Monsieur le Ministre,
Un an seulement après la mise en place des juges de proximité, sans consultation préalable des organisations professionnelles ou du Conseil supérieur de la magistrature et sans qu’ait été établi un bilan de l’expérience, vous envisagez d’étendre la compétence de ces juges.
Nous y sommes pour notre part totalement opposés. Déjà, en 2002, lors de l’examen du projet de loi d’orientation et de programmation de la justice et de celui organique relatif aux juges de proximité, nous nous étions prononcés contre la création de cette nouvelle institution. Elle ne pouvait, à notre sens, constituer la réponse au nécessaire rapprochement de la justice et des citoyens. Il nous paraissait plus efficace de renforcer les moyens du juge d’instance, véritable juge de proximité, plutôt que de remettre en cause sa compétence.
Nous avions exprimé nos préoccupations quant au risque de remise en cause du principe d’égalité devant la justice, quant à l’absence de garanties d’impartialité et d’indépendance.
Nous avions dénoncé des dispositions qui, pour la première fois, conféraient une compétence pénale à un juge unique non professionnel, y compris pour les mineurs, à l’encontre du principe de spécialité de la justice des mineurs.
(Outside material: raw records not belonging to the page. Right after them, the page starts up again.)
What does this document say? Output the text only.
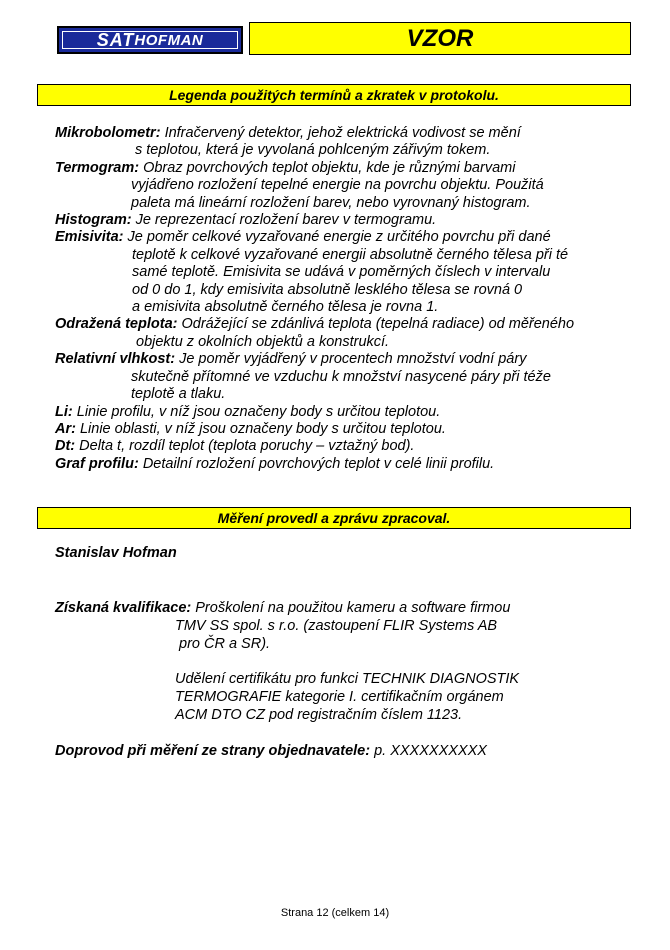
SAT HOFMAN	VZOR
Legenda použitých termínů a zkratek v protokolu.
Mikrobolometr: Infračervený detektor, jehož elektrická vodivost se mění
s teplotou, která je vyvolaná pohlceným zářivým tokem.
Termogram: Obraz povrchových teplot objektu, kde je různými barvami
vyjádřeno rozložení tepelné energie na povrchu objektu. Použitá
paleta má lineární rozložení barev, nebo vyrovnaný histogram.
Histogram: Je reprezentací rozložení barev v termogramu.
Emisivita: Je poměr celkové vyzařované energie z určitého povrchu při dané
teplotě k celkové vyzařované energii absolutně černého tělesa při té
samé teplotě. Emisivita se udává v poměrných číslech v intervalu
od 0 do 1, kdy emisivita absolutně lesklého tělesa se rovná 0
a emisivita absolutně černého tělesa je rovna 1.
Odražená teplota: Odrážející se zdánlivá teplota (tepelná radiace) od měřeného
objektu z okolních objektů a konstrukcí.
Relativní vlhkost: Je poměr vyjádřený v procentech množství vodní páry
skutečně přítomné ve vzduchu k množství nasycené páry při téže
teplotě a tlaku.
Li: Linie profilu, v níž jsou označeny body s určitou teplotou.
Ar: Linie oblasti, v níž jsou označeny body s určitou teplotou.
Dt: Delta t, rozdíl teplot (teplota poruchy – vztažný bod).
Graf profilu: Detailní rozložení povrchových teplot v celé linii profilu.
Měření provedl a zprávu zpracoval.
Stanislav Hofman
Získaná kvalifikace: Proškolení na použitou kameru a software firmou
TMV SS spol. s r.o. (zastoupení FLIR Systems AB
pro ČR a SR).
Udělení certifikátu pro funkci TECHNIK DIAGNOSTIK
TERMOGRAFIE kategorie I. certifikačním orgánem
ACM DTO CZ pod registračním číslem 1123.
Doprovod při měření ze strany objednavatele: p. XXXXXXXXXX
Strana 12 (celkem 14)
Aujourd’hui vous proposez de porter à 4 000 euros les litiges civils relevant de la compétence du juge de proximité, d’en ouvrir la saisine aux personnes morales, comme les entreprises. Ainsi, il aurait à juger de nombreux litiges en matière de droit de la consommation sans la formation nécessaire et au risque de rupture du principe de l’égalité des citoyens devant la justice. Car l’expérience montre que, dans ce domaine, les deux parties sont rarement à égalité.
Vous proposez également, au plan pénal, qu’il siège comme assesseur dans les tribunaux correctionnels. Ils n’a pourtant aucune légitimité pour ce faire : ni celle fondée sur sa qualité de citoyen choisi par tirage au sort, comme pour les jurés, ni celle fondée sur sa compétence comme aux prud’hommes. En outre, la notion de « proximité » ne se justifie plus guère.
La sous-occupation des juges de proximité actuellement en poste ne saurait être un prétexte à une nouvelle tentative de démantèlement du service public de la justice. Elle doit par contre nous faire réfléchir sur les risques de cette institution et inciter à ce qu’un véritable bilan soit élaboré, avant toute décision.
Nous vous prions de croire, Monsieur le Ministre, à l’assurance de notre considération la plus distinguée.